At least 40 people representing 14 cooperatives and unions that produce, process and export coffee in Rwanda are being trained to meet the requirements of treating coffee products before being sent to the European buyers.
This is being done through a two days training and coaching from 15-16 October 2019, organized by the CBI programme Specialty Coffee Rwanda in the partnership with AgriProFocus Rwanda and National Agricultural Export Development Board (NAEB).
In the export training and coaching programmes, CBI helps companies get ready for exporting to the European market. It provides coaching on marketing, sales, meeting the requirements of European buyers and introduces companies to European buyer through trade fairs or sales missions.
Linking companies in coffee sector with the EU market is very important as they need collaboration with buyers so as to boost their export and act in a professional way, the AgriProFocus Rwanda Country Coordinator, Uwizeye Alex, noted.
“Selling on EU market is not easy; it’s an open market to many countries. If we meet Brazilians there, Kenyans and others countries that grow coffee, we need to be competent for our coffee to enter the supermarkets there. It requires standards in treatment of coffee from farm to the stage of consumption. This training is very crucial because learning is a process. We need them to be up to date on new technics of fighting new pests, on new technologies among others”, he said.
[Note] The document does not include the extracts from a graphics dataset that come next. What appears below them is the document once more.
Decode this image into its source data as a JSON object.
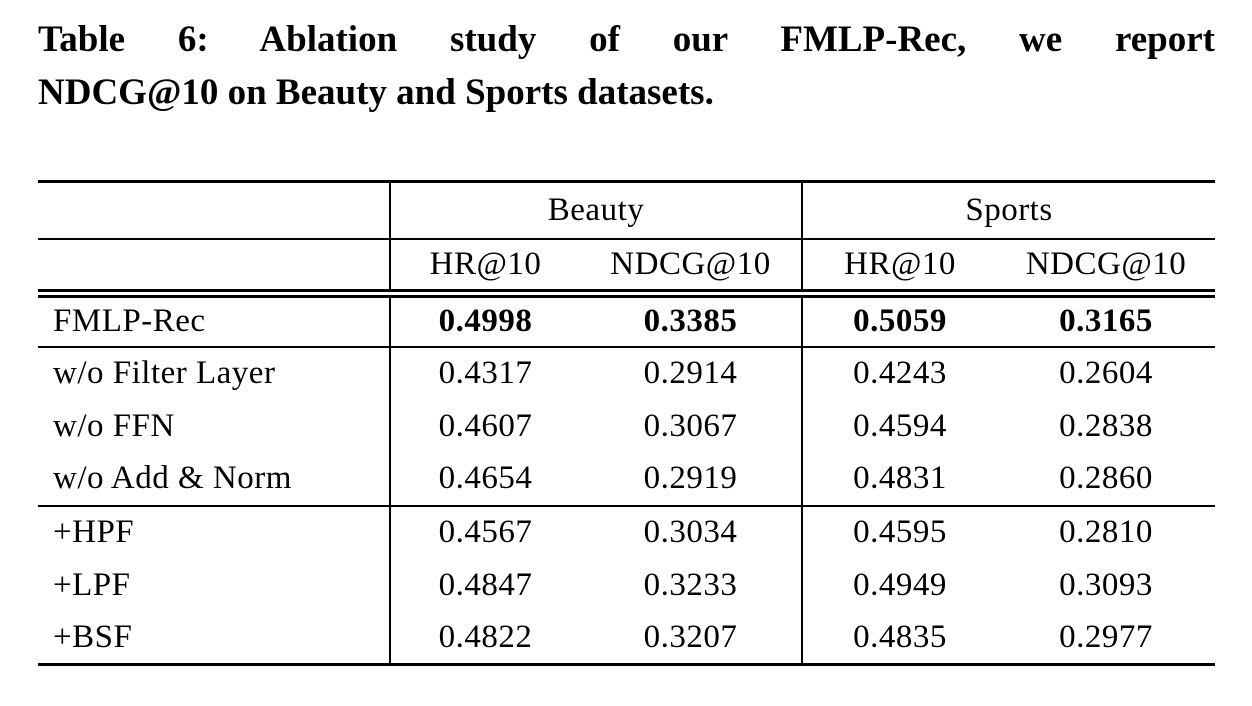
{
  "caption": {
    "line1": "Table 6: Ablation study of our FMLP-Rec, we report",
    "line2": "NDCG@10 on Beauty and Sports datasets."
  },
  "table": {
    "group_headers": {
      "beauty": "Beauty",
      "sports": "Sports"
    },
    "metric_headers": [
      "HR@10",
      "NDCG@10",
      "HR@10",
      "NDCG@10"
    ],
    "rows": [
      {
        "label": "FMLP-Rec",
        "values": [
          "0.4998",
          "0.3385",
          "0.5059",
          "0.3165"
        ],
        "bold": true
      },
      {
        "label": "w/o Filter Layer",
        "values": [
          "0.4317",
          "0.2914",
          "0.4243",
          "0.2604"
        ],
        "bold": false
      },
      {
        "label": "w/o FFN",
        "values": [
          "0.4607",
          "0.3067",
          "0.4594",
          "0.2838"
        ],
        "bold": false
      },
      {
        "label": "w/o Add & Norm",
        "values": [
          "0.4654",
          "0.2919",
          "0.4831",
          "0.2860"
        ],
        "bold": false
      },
      {
        "label": "+HPF",
        "values": [
          "0.4567",
          "0.3034",
          "0.4595",
          "0.2810"
        ],
        "bold": false
      },
      {
        "label": "+LPF",
        "values": [
          "0.4847",
          "0.3233",
          "0.4949",
          "0.3093"
        ],
        "bold": false
      },
      {
        "label": "+BSF",
        "values": [
          "0.4822",
          "0.3207",
          "0.4835",
          "0.2977"
        ],
        "bold": false
      }
    ]
  },
  "colors": {
    "text": "#000000",
    "background": "#ffffff",
    "rule": "#000000"
  }
}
The participants will be supported to go to Netherlands to meet coffee business people there and build collaboration later this month. They will also attend the trade fair in Poland in 2020 so as to be well connected to European market.
NAEB Division Manager Export Market Development and Innovation, Cynthia Uwacu, said that such training is of great importance, as it focuses on capacity building that coffee growers and companies need to understand the market and buyers.
Ngarambe Axel, the Quality Control and Marketing Officer of Teuscher Invest Ltd whose brand is Kivubelt Coffee, in Nyamasheke District, said they will benefit from the training.
“Sometimes for our products to be sold there were middlemen but through the skills we get from this training we can sell ourselves all our coffee. We shall reach the buyers from diverse markets, for example if we used to sell at the American market, now we are going to reach the European one. Normally only few people in Rwanda were selling on this market.”
While others sell a big volume, Rwandans sell the good quality with the small volume which was hard to enter European market due to the high price to cover the expenses. Once Rwandan coffee is introduced on the European market it will be known and perhaps bought on that price, Ngarambe explained.
Rwanda’s total exports earnings in 2018 grew to $995.7m from 943.5 million in 2017 with the volume of exports growing by 17 per cent to 742,300 tons, according to the Monetary Policy and Financial Stability Statement of February 2019.
Statistics of the National Agricultural Exports Board show that Rwanda’s coffee export revenues increased to more than $ 69 million in 2018 from around $ 64 million the previous year.
The Rwanda export to EU is estimated at $ 37 million (2016). CBI targets at adding EUR 3 million to coffee exports, creating 75 new jobs by supporting 14 coffee enterprises and act on climate adaptation, youth employment, gender and decent jobs.
CBI, the Centre for the Promotion of Imports from developing countries, contributes to sustainable and inclusive economic development in developing countries through the expansion of exports from these countries to Europe. It was established in 1971.
AgriProFocus brings together farmers, agribusinesses, civil society, knowledge institutes and governments for cultivating collaboration through linking, learning and leadership. It is operating in Rwand for nine years.